Stumptown’s cafe settings are synonymous with the La Marzocco line of espresso machines. To match the aesthetics of this new space, Mr. Sorenson wanted something that looked less “sporty” than the default La Marzocco Stradas or the Mistrals Stumptown uses in their other cafes. Alex Lambert, head Stumptown tech and the machines’ lead designer, collaborated with Jacob Ellul-Blake, a former engineer at La Marzocco, and a raft of different vendors to create two seriously tricked out Stradas. They came up with a gorgeous brass and oak look on the side, complemented by a matte black oxide conversion coating of the body (including the portafilters!), and a striking gold-leaf and mirrored glass Stumptown logo on the back. The glass work is hand-painted by Knuckles, something of a Stumptown design legend who has done all the sign work for Stumptown since they opened their very first Portland cafe in 1999. A set of LED lights illuminates this art when the machine is turned on.
It’s hard not to be blown away by the polish of it all. Stumptown has clearly considered every little detail of this cafe, from the custom Tannoy speakers, to the intricately wallpapered bathroom, to the retro Marko Kwartet chairs. The cafe bar is designed for any crowd NYC can throw at it, and in the brew bar they’ve put a lot of thought into creating an engaging educational experience, made even more accessible by the small-town prices – $3 for an Aeropress! The shot of the Ethiopia Yirgacheffe Chelbessa I had was sweet, crystal clear, and intensely aromatic.

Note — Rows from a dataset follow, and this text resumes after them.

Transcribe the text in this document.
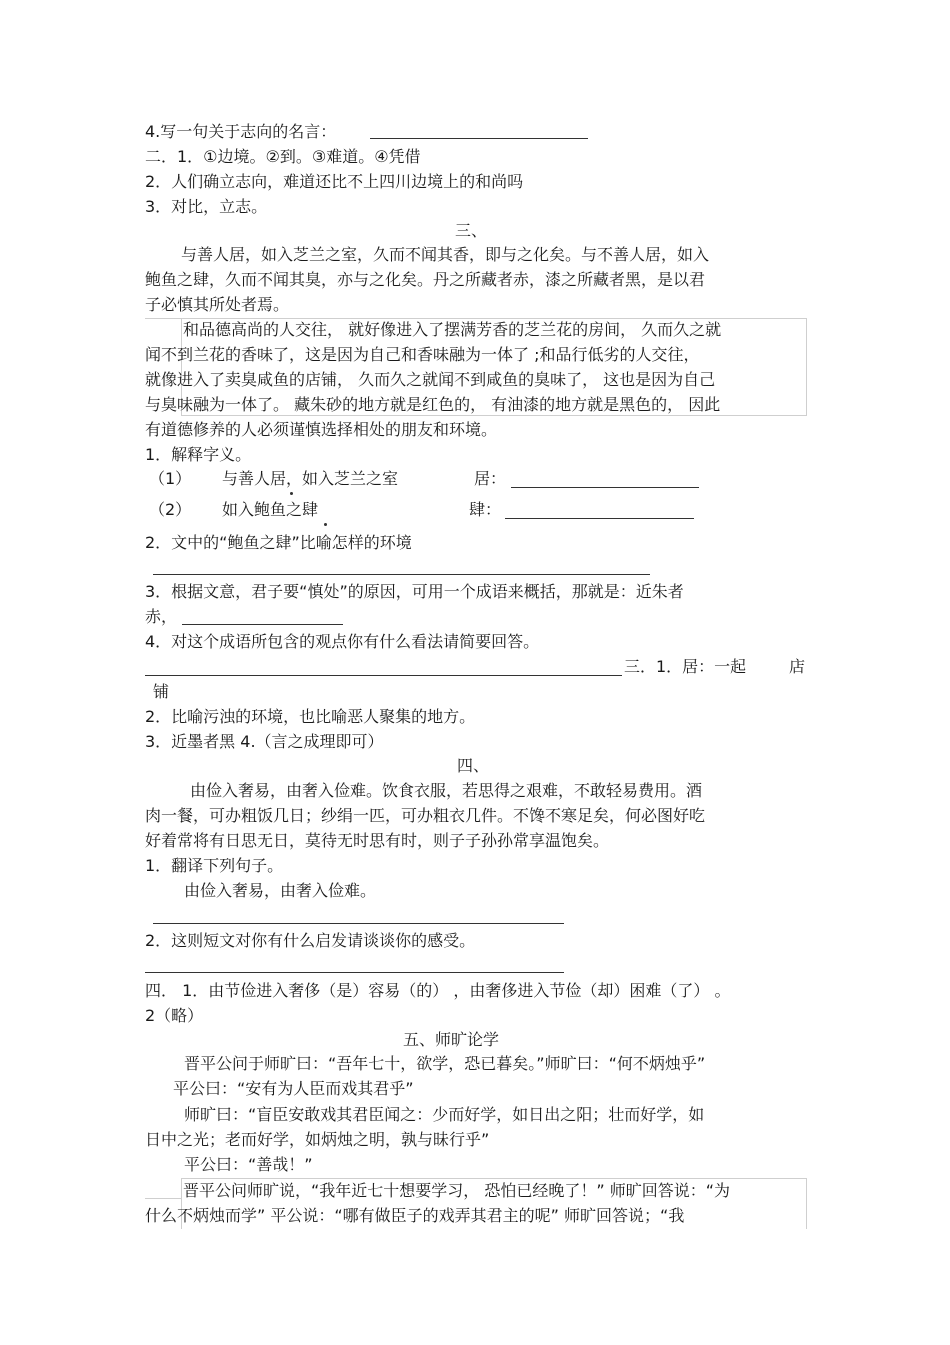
4.写一句关于志向的名言：
二．1．①边境。②到。③难道。④凭借
2．人们确立志向，难道还比不上四川边境上的和尚吗
3．对比，立志。
三、
与善人居，如入芝兰之室，久而不闻其香，即与之化矣。与不善人居，如入
鲍鱼之肆，久而不闻其臭，亦与之化矣。丹之所藏者赤，漆之所藏者黑，是以君
子必慎其所处者焉。
和品德高尚的人交往， 就好像进入了摆满芳香的芝兰花的房间， 久而久之就
闻不到兰花的香味了，这是因为自己和香味融为一体了 ;和品行低劣的人交往，
就像进入了卖臭咸鱼的店铺， 久而久之就闻不到咸鱼的臭味了， 这也是因为自己
与臭味融为一体了。 藏朱砂的地方就是红色的， 有油漆的地方就是黑色的， 因此
有道德修养的人必须谨慎选择相处的朋友和环境。
1．解释字义。
（1） 与善人居，如入芝兰之室	居：
（2） 如入鲍鱼之肆	肆：
2．文中的“鲍鱼之肆”比喻怎样的环境
3．根据文意，君子要“慎处”的原因，可用一个成语来概括，那就是：近朱者
赤，
4．对这个成语所包含的观点你有什么看法请简要回答。
三．1．居：一起	店
铺
2．比喻污浊的环境，也比喻恶人聚集的地方。
3．近墨者黑 4.（言之成理即可）
四、
由俭入奢易，由奢入俭难。饮食衣服，若思得之艰难，不敢轻易费用。酒
肉一餐，可办粗饭几日；纱绢一匹，可办粗衣几件。不馋不寒足矣，何必图好吃
好着常将有日思无日，莫待无时思有时，则子子孙孙常享温饱矣。
1．翻译下列句子。
由俭入奢易，由奢入俭难。
2．这则短文对你有什么启发请谈谈你的感受。
四． 1．由节俭进入奢侈（是）容易（的） ，由奢侈进入节俭（却）困难（了） 。
2（略）
五、师旷论学
晋平公问于师旷曰：“吾年七十，欲学，恐已暮矣。”师旷曰：“何不炳烛乎”
平公曰：“安有为人臣而戏其君乎”
师旷曰：“盲臣安敢戏其君臣闻之：少而好学，如日出之阳；壮而好学，如
日中之光；老而好学，如炳烛之明，孰与昧行乎”
平公曰：“善哉！”
晋平公问师旷说，“我年近七十想要学习， 恐怕已经晚了！” 师旷回答说：“为
什么不炳烛而学” 平公说：“哪有做臣子的戏弄其君主的呢” 师旷回答说；“我
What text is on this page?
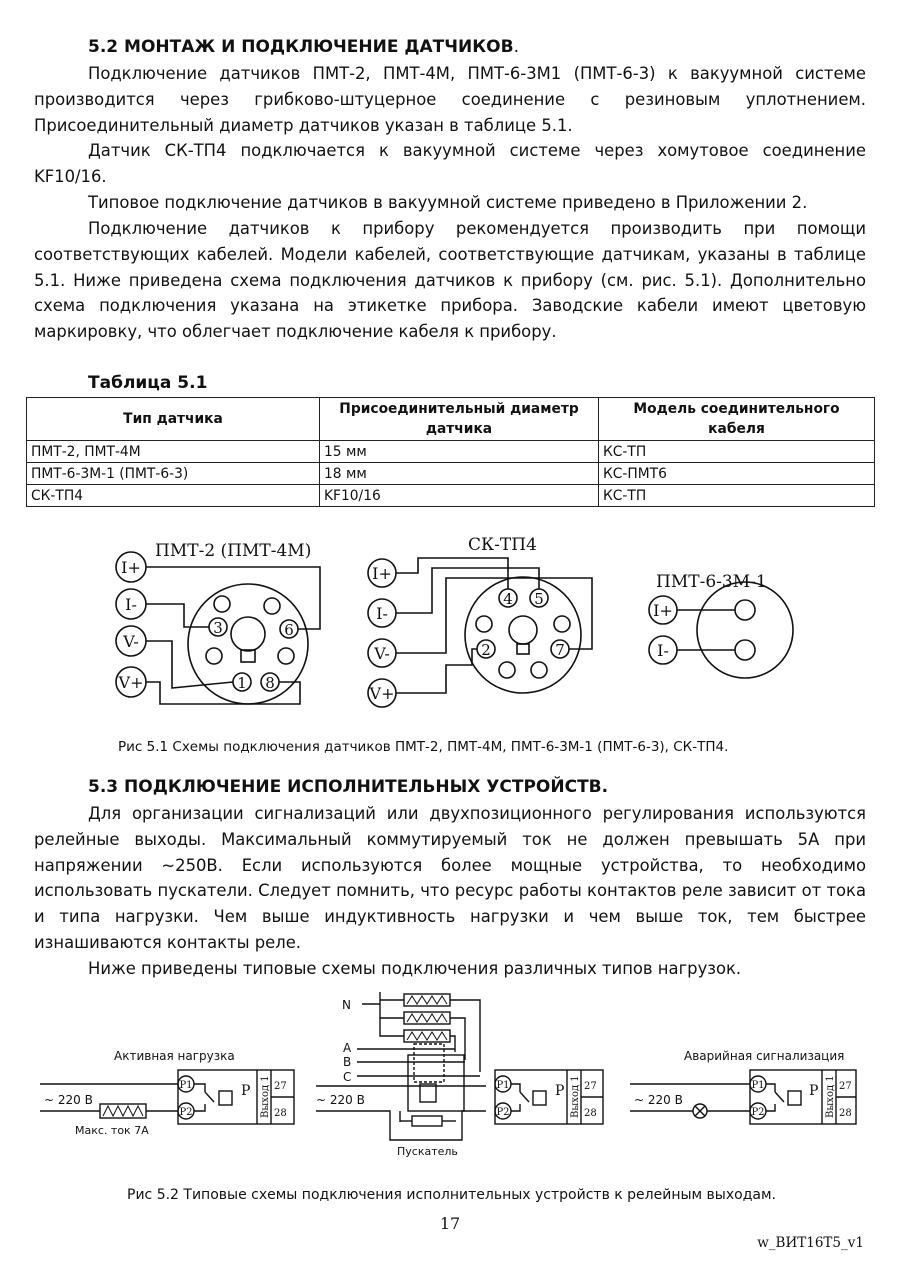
5.2 МОНТАЖ И ПОДКЛЮЧЕНИЕ ДАТЧИКОВ.
Подключение датчиков ПМТ-2, ПМТ-4М, ПМТ-6-3М1 (ПМТ-6-3) к вакуумной системе производится через грибково-штуцерное соединение с резиновым уплотнением. Присоединительный диаметр датчиков указан в таблице 5.1.
Датчик СК-ТП4 подключается к вакуумной системе через хомутовое соединение KF10/16.
Типовое подключение датчиков в вакуумной системе приведено в Приложении 2.
Подключение датчиков к прибору рекомендуется производить при помощи соответствующих кабелей. Модели кабелей, соответствующие датчикам, указаны в таблице 5.1. Ниже приведена схема подключения датчиков к прибору (см. рис. 5.1). Дополнительно схема подключения указана на этикетке прибора. Заводские кабели имеют цветовую маркировку, что облегчает подключение кабеля к прибору.
Таблица 5.1
Тип датчика	Присоединительный диаметр датчика	Модель соединительного кабеля
ПМТ-2, ПМТ-4М	15 мм	КС-ТП
ПМТ-6-3М-1 (ПМТ-6-3)	18 мм	КС-ПМТ6
СК-ТП4	KF10/16	КС-ТП
ПМТ-2 (ПМТ-4М)
I+
I-
V-
V+
3	6
1 8
СК-ТП4
I+
I-
V-
V+
4 5
2	7
ПМТ-6-3М-1
I+
I-
Рис 5.1 Схемы подключения датчиков ПМТ-2, ПМТ-4М, ПМТ-6-3М-1 (ПМТ-6-3), СК-ТП4.
5.3 ПОДКЛЮЧЕНИЕ ИСПОЛНИТЕЛЬНЫХ УСТРОЙСТВ.
Для организации сигнализаций или двухпозиционного регулирования используются релейные выходы. Максимальный коммутируемый ток не должен превышать 5А при напряжении ~250В. Если используются более мощные устройства, то необходимо использовать пускатели. Следует помнить, что ресурс работы контактов реле зависит от тока и типа нагрузки. Чем выше индуктивность нагрузки и чем выше ток, тем быстрее изнашиваются контакты реле.
Ниже приведены типовые схемы подключения различных типов нагрузок.
Активная нагрузка
~ 220 В
Макс. ток 7А
P1
P2
P Выход 1 27
28
N
A
B
C
~ 220 В
Пускатель
P1
P2
P Выход 1 27
28
Аварийная сигнализация
~ 220 В
P1
P2
P Выход 1 27
28
Рис 5.2 Типовые схемы подключения исполнительных устройств к релейным выходам.
17
w_ВИТ16Т5_v1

It’s exciting to see what Stumptown can do when they have the time, space and money to create something exceptional. You know what’s even more exciting to me though? As stunning as West 8th may be, I wasn’t surprised by the level of its execution– New York City’s coffee scene has come so far, so fast, that this sort of daring and polish is only to be expected from one of the industry’s biggest and most important North American players. This is the Stumptown cafe that New York deserves.
Alex Bernson is a staff writer for Sprudge.com.